There are a few reasons why I find this to be a horribly cavalier and misguided reaction. This administration is making a claim as broad, absurd and offensive as the Bush administration did when it claimed the authority to declare anyone, including U.S. citizens, enemy combatants. The objection that this power is only going to be used against “those who wish to kill us” trusts that the government is never going to abuse its power and that the government is never going to make a mistake. One of the main reasons why we have due process is the assumption that governments routinely abuse their power and frequently make mistakes. Has the last decade of American history already vanished from our memories?
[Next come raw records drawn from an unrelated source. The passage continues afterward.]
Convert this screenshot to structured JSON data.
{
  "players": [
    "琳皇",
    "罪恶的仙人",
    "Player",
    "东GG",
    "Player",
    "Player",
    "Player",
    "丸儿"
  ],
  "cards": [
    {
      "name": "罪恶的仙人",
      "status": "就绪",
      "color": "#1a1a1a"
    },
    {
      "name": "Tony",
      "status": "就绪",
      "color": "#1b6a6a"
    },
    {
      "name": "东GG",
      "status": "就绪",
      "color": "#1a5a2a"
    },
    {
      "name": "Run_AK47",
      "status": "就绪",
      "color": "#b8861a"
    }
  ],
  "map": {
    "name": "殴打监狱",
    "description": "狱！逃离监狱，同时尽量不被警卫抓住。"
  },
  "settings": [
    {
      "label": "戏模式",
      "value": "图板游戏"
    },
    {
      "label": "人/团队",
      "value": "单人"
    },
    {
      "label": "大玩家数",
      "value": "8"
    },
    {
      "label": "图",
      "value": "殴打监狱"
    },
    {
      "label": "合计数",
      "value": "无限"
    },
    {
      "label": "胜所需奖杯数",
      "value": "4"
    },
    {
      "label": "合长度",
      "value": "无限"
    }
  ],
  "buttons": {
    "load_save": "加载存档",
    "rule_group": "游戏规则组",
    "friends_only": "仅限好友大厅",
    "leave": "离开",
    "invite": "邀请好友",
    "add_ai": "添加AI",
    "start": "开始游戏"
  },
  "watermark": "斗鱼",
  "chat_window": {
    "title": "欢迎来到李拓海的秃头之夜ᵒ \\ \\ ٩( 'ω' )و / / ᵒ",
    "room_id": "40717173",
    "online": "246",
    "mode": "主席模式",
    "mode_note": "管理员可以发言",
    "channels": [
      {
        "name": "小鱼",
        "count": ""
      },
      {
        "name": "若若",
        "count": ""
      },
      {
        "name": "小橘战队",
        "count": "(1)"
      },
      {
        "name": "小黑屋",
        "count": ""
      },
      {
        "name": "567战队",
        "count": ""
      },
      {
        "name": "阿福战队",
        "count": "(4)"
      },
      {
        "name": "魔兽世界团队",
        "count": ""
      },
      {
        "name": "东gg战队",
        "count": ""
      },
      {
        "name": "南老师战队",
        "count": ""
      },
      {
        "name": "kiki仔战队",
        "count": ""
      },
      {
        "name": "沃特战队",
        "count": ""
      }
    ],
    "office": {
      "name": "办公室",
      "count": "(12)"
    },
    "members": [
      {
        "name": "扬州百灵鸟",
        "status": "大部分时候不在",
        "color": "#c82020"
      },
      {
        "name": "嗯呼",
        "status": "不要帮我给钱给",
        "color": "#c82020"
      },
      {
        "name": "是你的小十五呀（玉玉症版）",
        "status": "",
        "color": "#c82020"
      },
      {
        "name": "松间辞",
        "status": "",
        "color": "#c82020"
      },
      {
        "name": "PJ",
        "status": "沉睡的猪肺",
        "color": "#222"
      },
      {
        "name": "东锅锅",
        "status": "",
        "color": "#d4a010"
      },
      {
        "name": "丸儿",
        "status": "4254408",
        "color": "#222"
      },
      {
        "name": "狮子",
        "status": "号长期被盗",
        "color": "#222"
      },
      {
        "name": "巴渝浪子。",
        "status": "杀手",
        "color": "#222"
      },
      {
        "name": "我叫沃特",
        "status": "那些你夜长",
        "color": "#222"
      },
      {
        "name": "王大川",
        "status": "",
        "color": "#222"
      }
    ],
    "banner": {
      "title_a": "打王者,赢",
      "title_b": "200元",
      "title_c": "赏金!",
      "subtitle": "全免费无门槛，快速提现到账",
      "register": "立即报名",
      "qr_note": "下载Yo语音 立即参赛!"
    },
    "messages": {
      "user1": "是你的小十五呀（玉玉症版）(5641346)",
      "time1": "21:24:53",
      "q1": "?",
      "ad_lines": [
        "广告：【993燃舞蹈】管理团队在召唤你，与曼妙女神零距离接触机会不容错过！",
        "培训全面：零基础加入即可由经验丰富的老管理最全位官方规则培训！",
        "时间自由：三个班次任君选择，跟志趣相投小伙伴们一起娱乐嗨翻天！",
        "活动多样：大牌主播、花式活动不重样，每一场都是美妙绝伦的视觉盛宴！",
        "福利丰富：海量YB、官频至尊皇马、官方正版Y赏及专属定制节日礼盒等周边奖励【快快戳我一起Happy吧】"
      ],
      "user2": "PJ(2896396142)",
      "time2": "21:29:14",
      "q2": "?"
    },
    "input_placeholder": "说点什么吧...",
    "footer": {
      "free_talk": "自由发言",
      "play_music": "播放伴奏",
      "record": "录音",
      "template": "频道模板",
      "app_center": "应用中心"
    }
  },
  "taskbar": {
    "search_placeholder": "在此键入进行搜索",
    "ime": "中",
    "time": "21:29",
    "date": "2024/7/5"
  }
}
Consider how many people were wrongfully rounded up and detained at Guantanamo for years, and then suppose that they were all U.S. citizens, and further suppose that instead of being illegally detained they had all been killed by government forces (after all, they were “terrorists”!). According to this administration, not only would the government be within its rights to kill all those people (because they were “those who wish to kill us”), but that for the sake of national security there can be no oversight, no review and no accountability for the decision to kill them. These are the tactics of military governments, dictatorships and colonial empires. If we adopt those tactics, or acquiesce in them because “we are at war,” we will be embracing the legacy of those regimes. The Anti-Imperialists feared over a hundred years ago that empire would corrupt the republican nature of our government, and it certainly has, but it is rare that we have such a stark, clear view of just how much corruption there has been.

The trouble with an open-ended, extra-legal “war on terror” (or whatever euphemism people care to give it nowadays) is that there is no end to the “emergency” to which these extraordinary power-grabs are supposedly necessary responses. Not only will every President from now on claim to have the authority to kill citizens arbitrarily if they are deemed enemies, but in an open-ended “war” that spans the entire globe in which “battlefields” can be declared by government fiat there are absolutely no guarantees that this power will not be turned against political opponents and government critics at home or against Americans living overseas. Indeed, it is probably only a matter of time before this happens–all in the name of self-defense and national security, of course.

We should also be clear about the meaning of the words we’re using. Assassination is a method of warfare. The first people referred to in European languages as assassins were waging war against their enemies. Assassination was the asymmetric warfare of its time in the middle ages. Now it is used more often by more powerful, technologically advanced military powers, but the tactic is basically the same. The U.S. government and other allied governments have long reserved the right to assassinate individuals they deem to be national security threats. It’s just that up until now those individuals have happened to be foreign nationals. The only way one can correctly describe what the government claims it has the right to do to al-Awlaki is assassination. This is the same thing the government claims it has every right to do to all of those people in western Pakistan targeted by drone strikes, and it is the same thing the Israeli government claimed it has the right to do when it launches strikes aimed at killing a particular Palestinian leader. Up until recently, people may have believed that this power would never be directed against anyone with U.S. citizenship. If so, they were wrong. Now there are those who think that it will never be wrongfully used against American citizens. They are bound to be wrong, because there is no way that using power in such an unaccountable, extra-legal way will not be done wrongfully at some point. Indeed, I am doubtful that there can ever be a “right” way to use power to kill someone arbitrarily.

P.S. Andrew wrote in the next line:

My concern has always been with the power to detain without due process and torture, not the regrettable necessity of killing the enemy in a hot and dangerous war.

Obviously, this doesn’t make any sense. It’s only a “regrettable necessity” if the person is, in fact, “the enemy,” and in most cases we’re going to be taking the government’s word for it that its targets are actually legitimate targets. If we assume that the government should be constrained by due process when it detains suspected terrorists who aren’t citizens, why wouldn’t it also need to be constrained by due process before having citizens suspected of terrorism executed? As wrong as illegal detention is, and as abhorrent as torture is, neither is so final and irreversible as death. There can be no legal recourse or remedy that would do the citizen any good if the decision to kill him was made in error, and surely we don’t believe that intelligence reports are now so reliable that there is no possibility of misidentifying someone.